Maturing Terrelle Pryor sounding like the man in charge

Ralph N. Paulk
| Monday, Aug. 9, 2010

COLUMBUS, Ohio - Terrelle Pryor understands that the oft-unforgiving Ohio State fans are expecting him to deliver a national championship in this his third season as the Buckeyes' quarterback.

They don't want excuses like the tender knee that healed slowly after an early-season injury against New Mexico State in 2009. They don't want this to be another year of learning, a stepping stone to future success.

What they want, of course, is for the Jeannette native to assume command of an Ohio State team that has great expectations.

On Sunday, Pryor talked and looked like a man in charge of his team while confidently answering an array of question in the south end zone at Ohio Stadium during the Buckeyes' Media Day.

As Ohio State coach Jim Tressel manned the podium, Pryor took a seat near the stands, listening intently. At times, a once-guarded Pryor seemed anxious to engage the media.

He was quick to point out that his summer workouts yielded a more confident quarterback -- one his teammates have embraced as a team leader.

"I'm going into preseason camp having worked very hard at watching film and finding out what kind of edge I can get," Pryor said. "I really feel like a quarterback now."

Pryor insisted he's a complete quarterback.

"I can still run the ball," he said. "But,I'm much smarter, and I've grown, so it's going to be an interesting year for me."

Pryor, whose ability to escape a pass rush was hampered last season by his lack of confidence in his knee. will be challenged to evolve into more of a pocket quarterback, particularly if he hasn't recovered mentally from the injury.

"It's nothing that's devastating for me," said Pryor, who last season passed for 2,094 yards, 18 touchdowns and 10 interceptions. "It's nothing that can hold me back from playing. It was sore, and sometimes I had to take some pills before I stepped onto the field. I was trying to get wins.

"When I injured my knee, there was a lot of pain. There were a couple of games were I couldn't run. Every time I tried to cut, it felt like my leg would just give out."

Tressel, entering his 10th season at Ohio State, is leaning on Pryor's leadership skills as the Buckeyes pursue their first national title since 2003.

"Now that he's at the back end of his career, Terrelle keeps growing - his leadership, his maturity, knowledge of the game," Tressel said. "He's very comfortable doing all the things a quarterback and a leader has to do."

But can Pryor handle the pressure of living up to the enormous expectations that have followed him since his junior year in high school?

"There's only one way to handle the expectations, and that's being able to handle what's going on that very second," Tressel said. "He's going to have expectations for the next two years and when he goes to the NFL."

Pryor, in an effort to avoid an early-season stumble, spent the offseason talking more with his teammates.

"I think I'm a natural leader," Pryor said. "Last year, I was kind of confused.
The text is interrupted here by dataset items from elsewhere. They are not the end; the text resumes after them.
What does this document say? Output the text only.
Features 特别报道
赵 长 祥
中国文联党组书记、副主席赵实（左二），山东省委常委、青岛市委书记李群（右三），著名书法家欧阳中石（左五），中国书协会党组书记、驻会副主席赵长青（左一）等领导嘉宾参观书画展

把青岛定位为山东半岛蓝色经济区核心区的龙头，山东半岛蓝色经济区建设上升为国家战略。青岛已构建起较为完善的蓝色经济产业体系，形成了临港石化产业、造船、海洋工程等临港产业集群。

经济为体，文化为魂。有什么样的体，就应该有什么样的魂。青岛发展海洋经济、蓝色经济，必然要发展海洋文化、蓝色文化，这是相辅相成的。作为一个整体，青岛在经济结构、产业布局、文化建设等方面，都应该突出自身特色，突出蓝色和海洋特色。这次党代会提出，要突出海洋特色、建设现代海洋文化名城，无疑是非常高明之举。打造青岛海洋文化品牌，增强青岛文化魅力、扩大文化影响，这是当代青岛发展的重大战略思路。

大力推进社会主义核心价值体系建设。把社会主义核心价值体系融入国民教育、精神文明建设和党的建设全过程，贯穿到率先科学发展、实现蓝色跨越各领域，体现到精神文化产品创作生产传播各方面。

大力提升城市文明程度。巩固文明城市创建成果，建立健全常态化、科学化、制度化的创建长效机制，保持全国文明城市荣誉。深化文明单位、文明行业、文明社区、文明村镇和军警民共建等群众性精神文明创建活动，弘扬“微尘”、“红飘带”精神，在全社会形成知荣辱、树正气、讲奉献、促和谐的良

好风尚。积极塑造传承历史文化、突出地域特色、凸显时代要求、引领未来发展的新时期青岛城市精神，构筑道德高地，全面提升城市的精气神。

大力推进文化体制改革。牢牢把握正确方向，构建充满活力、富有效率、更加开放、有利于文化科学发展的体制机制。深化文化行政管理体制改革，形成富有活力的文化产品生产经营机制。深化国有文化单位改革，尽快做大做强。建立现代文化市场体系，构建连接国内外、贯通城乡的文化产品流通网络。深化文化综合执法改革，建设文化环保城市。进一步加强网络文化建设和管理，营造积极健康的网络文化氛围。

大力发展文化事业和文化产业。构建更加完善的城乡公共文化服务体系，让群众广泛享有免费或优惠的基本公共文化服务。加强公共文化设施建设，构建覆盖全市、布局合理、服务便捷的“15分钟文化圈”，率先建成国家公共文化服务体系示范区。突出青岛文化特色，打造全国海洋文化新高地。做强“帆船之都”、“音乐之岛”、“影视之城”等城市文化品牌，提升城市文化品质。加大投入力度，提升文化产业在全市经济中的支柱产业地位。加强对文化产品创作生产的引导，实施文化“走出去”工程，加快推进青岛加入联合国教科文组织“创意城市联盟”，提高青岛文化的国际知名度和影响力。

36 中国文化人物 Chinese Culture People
I'm not saying I'm perfect, but I can hold my own with the coaches in the meeting room - that's where it all starts."

Jordan Hall, a sophomore running back and former high school teammate, said Pryor is far more focused than a year ago and isn't likely to be distracted neither by hype or expectations.

"I know it's a matter of time before (Pryor) proves how good he is," Hall said. "He deserves it, because he's put in the work. He's much more knowledgeable about the offense this season, so I think we have the right guy at quarterback to carry us to a national championship."

With Ohio State ranked second in the nation in the coaches' preseason poll, Pryor seems poised to take that next step. But he said he would not be in this position had he not adjusted his attitude.

"I was a little arrogant as a freshman and kind of to myself," he said. "Everybody was telling me how great I was.

"Now, I feel humble. I push myself to the limit. I want to leave a legacy here, and that's why I'll be here for four years."